|
Erdoğan’ı anlamak…

Seçim haftasındayız. Türkiye’nin özellikle 2002 yılından bu yana içinden geçtiği süreç her seçimi birbirinden önemli hale getirdi. Ak Parti’nin kapatılması davası, 11. Cumhurbaşkanı seçilirken yaşanan 367 garabeti, e-muhtıra, 7 Şubat MİT krizi, 17-25 Aralık darbe girişimleri, Gezi Ayaklanması ve 15 Temmuz içeride yaşanan kritik gelişmelerdi.


Dünyada ise Türkiye’yi yakından ilgilendiren pek çok kırılma yaşandı. 2008 küresel finansal krizi, 2010 Avrupa borç krizi, Arap Baharı adı verilen ancak kışa dönen Arap halk hareketleri, Suriye iç savaşı, Kırım’ın ilhakı, Filistin meselesi, Trump’ın Kudüs kararı ve ABD’nin terör örgütlerine silah yardımı gibi unsurlar Türkiye’nin hareket alanında çözmek zorunda olduğu sorunlar olarak karşımıza çıktı.

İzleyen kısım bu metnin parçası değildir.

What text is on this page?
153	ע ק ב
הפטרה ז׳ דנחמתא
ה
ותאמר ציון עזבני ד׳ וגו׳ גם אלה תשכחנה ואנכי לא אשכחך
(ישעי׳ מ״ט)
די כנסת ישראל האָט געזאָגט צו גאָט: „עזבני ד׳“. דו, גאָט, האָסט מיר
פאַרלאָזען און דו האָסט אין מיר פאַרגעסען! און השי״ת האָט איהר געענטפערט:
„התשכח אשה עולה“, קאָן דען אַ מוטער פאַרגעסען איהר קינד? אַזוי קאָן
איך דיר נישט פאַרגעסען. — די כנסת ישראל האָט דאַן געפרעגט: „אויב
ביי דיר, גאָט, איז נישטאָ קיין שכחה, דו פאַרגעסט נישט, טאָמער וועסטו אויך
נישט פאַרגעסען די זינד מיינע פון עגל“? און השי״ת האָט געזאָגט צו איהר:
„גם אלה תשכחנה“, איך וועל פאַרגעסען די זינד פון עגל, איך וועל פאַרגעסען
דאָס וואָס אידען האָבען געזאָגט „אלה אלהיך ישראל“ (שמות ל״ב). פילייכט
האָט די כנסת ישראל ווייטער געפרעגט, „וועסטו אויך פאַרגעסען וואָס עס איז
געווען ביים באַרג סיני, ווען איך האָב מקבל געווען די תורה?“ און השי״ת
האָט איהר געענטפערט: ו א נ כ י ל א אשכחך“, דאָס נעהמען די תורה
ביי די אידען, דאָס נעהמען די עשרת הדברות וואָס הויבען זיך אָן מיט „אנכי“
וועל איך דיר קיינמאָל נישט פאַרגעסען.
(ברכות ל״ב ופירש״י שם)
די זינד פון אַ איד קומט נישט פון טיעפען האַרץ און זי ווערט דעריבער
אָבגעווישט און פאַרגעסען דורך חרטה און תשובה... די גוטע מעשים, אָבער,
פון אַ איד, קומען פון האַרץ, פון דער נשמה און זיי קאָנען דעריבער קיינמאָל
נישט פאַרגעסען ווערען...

Türkiye tüm bu süreçlerden en az kayıpla ile çıkmayı her seferinde başardı. 2008 krizi dünyayı kasıp kavururken, krizden en az etkilenen ve en hızlı çıkan ülke oldu. Avrupa borç krizi kapıya dayandığında ticaretini Kuzey Afrika ve Ortadoğu ülkelerine kaydırarak kendine alan açtı. Müttefiklerinin(!) yalnız bıraktığı Ortadoğu’da kendi aklı ve ordusuyla bir yandan tarihin en acımasız terör örgütleri ile mücadele etti, diğer yandan bölgede barışı tesis etmeye başladı. Trump’ın Kudüs’ü İsrail’in başkenti ilanına ilişkin olarak Birleşmiş Milletler’de tarihi kararın çıkmasına öncülük etti. Ortadoğu halkları için umut ışığı olurken Batı destekli rejimler için tehlike yaratmaya başladı. Dünyanın ekonomik ağırlık merkezinin hızla Batı’dan Doğu’ya doğru kaydığı bir dönemde Türkiye bir katalizör görevi yaparak süreci hızlandırdı. Dahası da var. Ama benim esas dikkat çekmek istediğim konu şu: tüm bunları yaparken halkın desteğini arkasına alan Erdoğan “rol model” bir lider, Türkiye de “örnek bir ülke” haline dönüştü.

DÖNÜŞÜMÜN İÇİNDE OLMAK

Biz tüm bu süreçleri içeride yaşadığımız için dönüşüm sürecindeki kırılmanın etkilerini dışarıdan bakanlara oranla çok az hissettik. Oysa bu değişimin oluşturduğu etkiler dışarıda çok daha büyük yankı uyandırdı. Her şeyin aslına rücu etmeye başladığı bu süreçte Anadolu insanının duruşu Erdoğan’ın şahsında somutlaştı. Esasen Erdoğan’ın söylemlerinin etkisini artıran ve karşılık bulmasını sağlayan da bu bütünleşmeydi. Erdoğan bu şekilde “Dünya beşten büyüktür” dedi. İsrail’e “siz öldürmeyi çok iyi bilirsiniz” ile başlayan “one minute” çıkışının dünyadaki etkisi içeride olduğundan çok çok büyük oldu. Meşhur bir metafor vardır. Yumurtanın kabuğu eğer içeriden kırılırsa yaşam başlar, dışarıdan kırılırsa yaşam sona erer. Türkiye’nin ayağa kalkacağı her kuluçka dönemi dışarıdan müdahalelerle son bulmuştu. İlk kez dinamiklerini içeriden alan bir hareket kaderimizi belirlemeye başladı.

ANLAYAMAZSINIZ…

Eğer “Dünya beşten büyüktür” İfadesinin dünyada bulduğu karşılığı göremiyorsanız Erdoğan’ı anlayamazsınız.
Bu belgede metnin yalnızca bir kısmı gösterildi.